Our study, however, is limited by the fact that this intervention took place in only one factory and the number of workers in this factory limited our statistical power. Low statistical power could account for the lack of detected differences in cardio-metabolic risk. It is important to emphasize that the evaluation of impacts is for 15 months, and it is unknown whether obesity will increase over longer periods of time. However, prior work in Mexico did find impacts on obesity after just 23 months, and the fact that in this study no adverse impacts were found among women who were not yet overweight at baseline suggests that the lower prevalence of overweight individuals in our population at the time of intervention could be important for explaining the difference in findings [4]. Finally, this intervention took place in one LMIC, the Dominican Republic (gross national income per capita is approximately $6,000). LMICs are extremely diverse socially and economically. How and why living wage interventions diminish or exacerbate cardiovascular disease must be understood in each different context [29].
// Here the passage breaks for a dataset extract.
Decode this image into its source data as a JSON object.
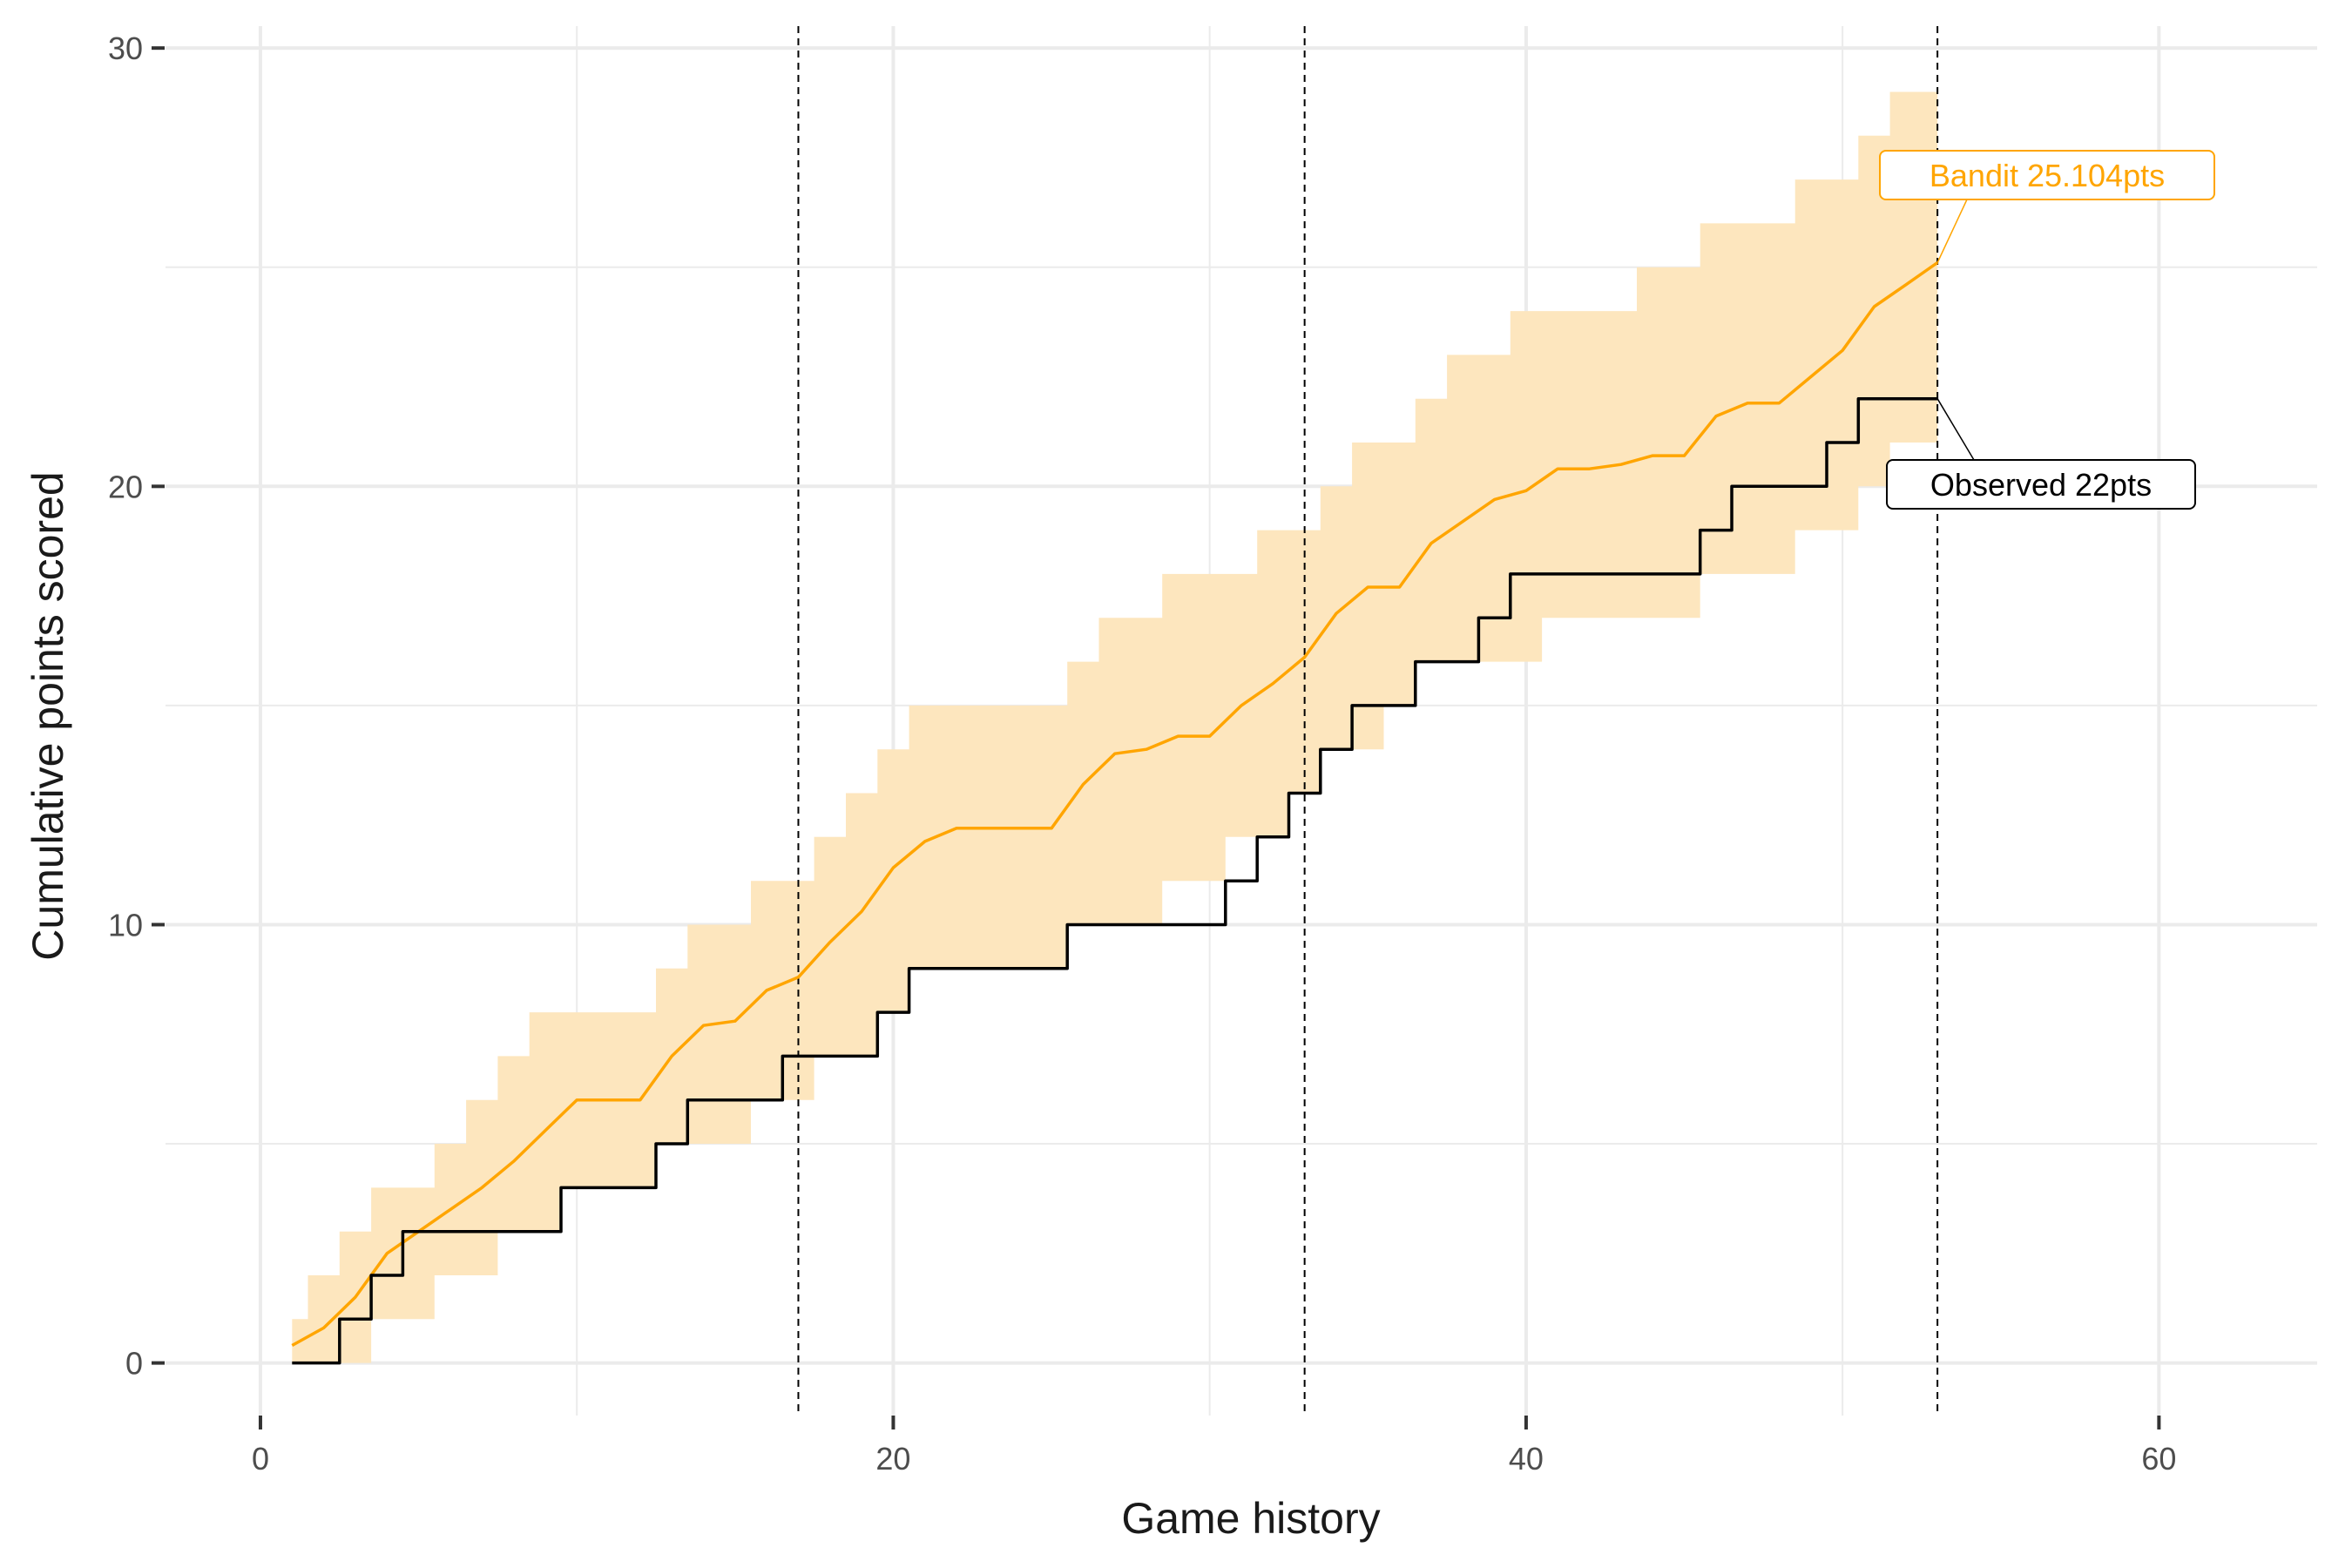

The findings of this study are encouraging in terms of overall positive effects of efforts to pay a living wage to workers. Workers receiving a higher wage saved more and invested more in goods (e.g. computers, furniture and appliances and home repair), which could raise their standard of living in a more sustained way. They also spent more in grocery markets and had greater intake of protein and dairy products. Greater consumption of protein and dairy can have positive impacts on health, although future work should examine the specific sources of protein consumption given the potential for negative health and environmental consequences of animal based protein [30]. In addition, we found higher levels of spending on sodas, juices and sugars in the living wage factory. The association with cardiovascular risk, whether measured as a continuous variable or in terms of clinically-meaningful cut-offs, were not statistically significant. However, we did observe a greater consumption of sodas/juices and sugar.

It is important to emphasize that while we do not observe differences in cardiovascular risk between the treatment and control factories, these differences may emerge over a longer period of time. Considering our results on higher levels of soda/juice and sugar consumption in the living wage factory, our study suggests the need for policies to promote healthier diets in conjunction with increases wages. While countries at all income levels need to address the increasing incidence of obesity and diabetes in their populations, this may be of the greatest importance in countries undergoing increases in wages, or in locations where living wages are implemented [31, 32]. Several types of interventions may be of use, including approaches that focus on availability of types of food as well as food prices and taxation [33,34,35]. Given the fact that our living wage intervention was employer based, an additional actionable approach could involve workplace-based changes to address specific aspects of dietary intake [36, 37].

Conclusions

Conditional cash transfer programs in low and middle income countries have shown benefits for some health outcomes, but several studies have shown that there are increases in obesity. No previous research has examined the effects of a living wage intervention in a low or middle income country on dietary consumption and cardio-metabolic risk factors, including obesity. We found that following the implementation of the living wage policy at the factory, there was increased consumption of protein, dairy, soda and juice and sugars, but not with cardiovascular risk factors. In consideration with other beneficial impacts of the living wage, it suggests that there is an overall benefit on health and development, but with potential harm for long term cardio-metabolic health from increased soda, juice and sugar consumption.